Polens Präsident unterzeichnete Teil von umstrittener Justizreform

Polens Präsident Andrzej Duda
Der Justizminister kann nun unter anderem ohne Rechenschaft Richterposten an gewöhnlichen Gerichten besetzen.

Nach dem überraschenden Stopp zweier umstrittener Justizreformen per Veto hat Polens Präsident Andrzej Duda einer weiteren Reform der nationalkonservativen Regierung zugestimmt. Das teilte das Präsidialamt in Warschau am Dienstag mit. Damit kann der Justizminister nun alle leitenden Richter an den gewöhnlichen Gerichten, einschließlich der Berufungsgerichte, ernennen oder entlassen.
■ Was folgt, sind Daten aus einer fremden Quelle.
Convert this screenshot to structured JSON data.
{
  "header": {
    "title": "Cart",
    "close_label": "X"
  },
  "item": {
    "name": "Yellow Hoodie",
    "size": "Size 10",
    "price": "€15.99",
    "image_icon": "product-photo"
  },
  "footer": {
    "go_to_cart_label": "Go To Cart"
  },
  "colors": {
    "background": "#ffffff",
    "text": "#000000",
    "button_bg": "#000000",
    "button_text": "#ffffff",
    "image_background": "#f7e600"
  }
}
Für seine Personalentscheidungen ist der Justizminister den Justizbehörden künftig keinerlei Rechenschaft schuldig. Er muss nicht mehr die Vollversammlung der polnischen Richter konsultieren oder im Falle einer Ablehnung durch dieses Gremium den Landesrichterrat befragen.
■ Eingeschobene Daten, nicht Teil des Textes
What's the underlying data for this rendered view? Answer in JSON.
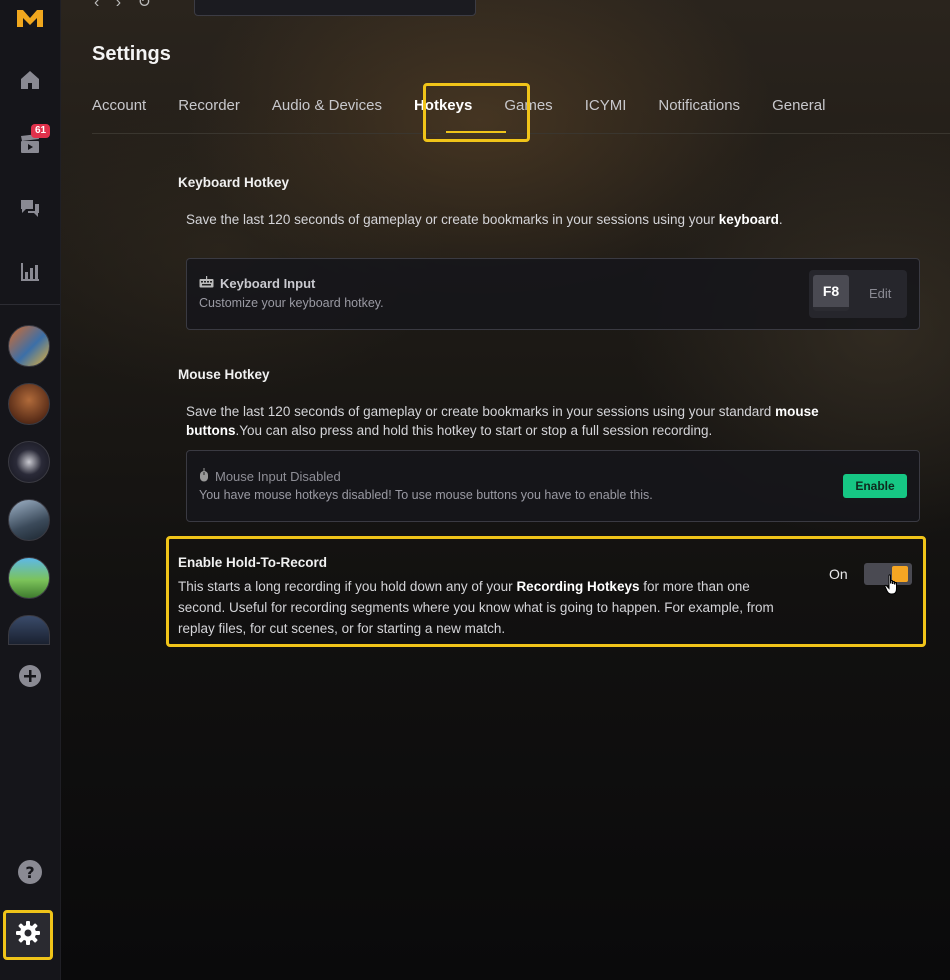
{
  "sidebar": {
    "logo_icon": "medal-logo-icon",
    "items": [
      {
        "name": "home",
        "icon": "home-icon"
      },
      {
        "name": "clips",
        "icon": "clapperboard-icon",
        "badge": "61"
      },
      {
        "name": "messages",
        "icon": "chat-icon"
      },
      {
        "name": "stats",
        "icon": "bar-chart-icon"
      }
    ],
    "games": [
      "game-1",
      "game-2",
      "game-3",
      "game-4",
      "game-5",
      "game-6"
    ],
    "add_icon": "plus-circle-icon",
    "help_icon": "question-circle-icon",
    "settings_icon": "gear-icon"
  },
  "page": {
    "title": "Settings"
  },
  "tabs": [
    {
      "label": "Account",
      "active": false
    },
    {
      "label": "Recorder",
      "active": false
    },
    {
      "label": "Audio & Devices",
      "active": false
    },
    {
      "label": "Hotkeys",
      "active": true
    },
    {
      "label": "Games",
      "active": false
    },
    {
      "label": "ICYMI",
      "active": false
    },
    {
      "label": "Notifications",
      "active": false
    },
    {
      "label": "General",
      "active": false
    }
  ],
  "keyboard": {
    "title": "Keyboard Hotkey",
    "desc_prefix": "Save the last 120 seconds of gameplay or create bookmarks in your sessions using your ",
    "desc_bold": "keyboard",
    "desc_suffix": ".",
    "card_title": "Keyboard Input",
    "card_sub": "Customize your keyboard hotkey.",
    "key": "F8",
    "edit_label": "Edit"
  },
  "mouse": {
    "title": "Mouse Hotkey",
    "desc_prefix": "Save the last 120 seconds of gameplay or create bookmarks in your sessions using your standard ",
    "desc_bold": "mouse buttons",
    "desc_suffix": ".You can also press and hold this hotkey to start or stop a full session recording.",
    "card_title": "Mouse Input Disabled",
    "card_sub": "You have mouse hotkeys disabled! To use mouse buttons you have to enable this.",
    "enable_label": "Enable"
  },
  "hold": {
    "title": "Enable Hold-To-Record",
    "desc_prefix": "This starts a long recording if you hold down any of your ",
    "desc_bold": "Recording Hotkeys",
    "desc_suffix": " for more than one second. Useful for recording segments where you know what is going to happen. For example, from replay files, for cut scenes, or for starting a new match.",
    "toggle_label": "On",
    "toggle_on": true
  },
  "colors": {
    "accent": "#f0c419",
    "toggle_knob": "#f5a623",
    "enable_button": "#16c784",
    "badge": "#e0314b"
  }
}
"Sie ist unterschrieben, sie wird in Kraft treten", sagte der Vizechef der Präsidentenkanzlei, Pawel Mucha, im polnischen Radio zu der Teilreform. Dass Duda die Reform der normalen Gerichte unterschreiben werde, hatte seine Kanzlei bereits angekündigt.

Veto

Erst am Montag hatte Duda gegen die umstrittenen Reformen zum Obersten Gericht und des über die Unabhängigkeit der Justiz wachenden Landesrichterrats (KRS) unerwartet Veto eingelegt. Damit reagierte er auf Proteste Tausender Menschen sowie Sanktionsdrohungen der EU-Kommission.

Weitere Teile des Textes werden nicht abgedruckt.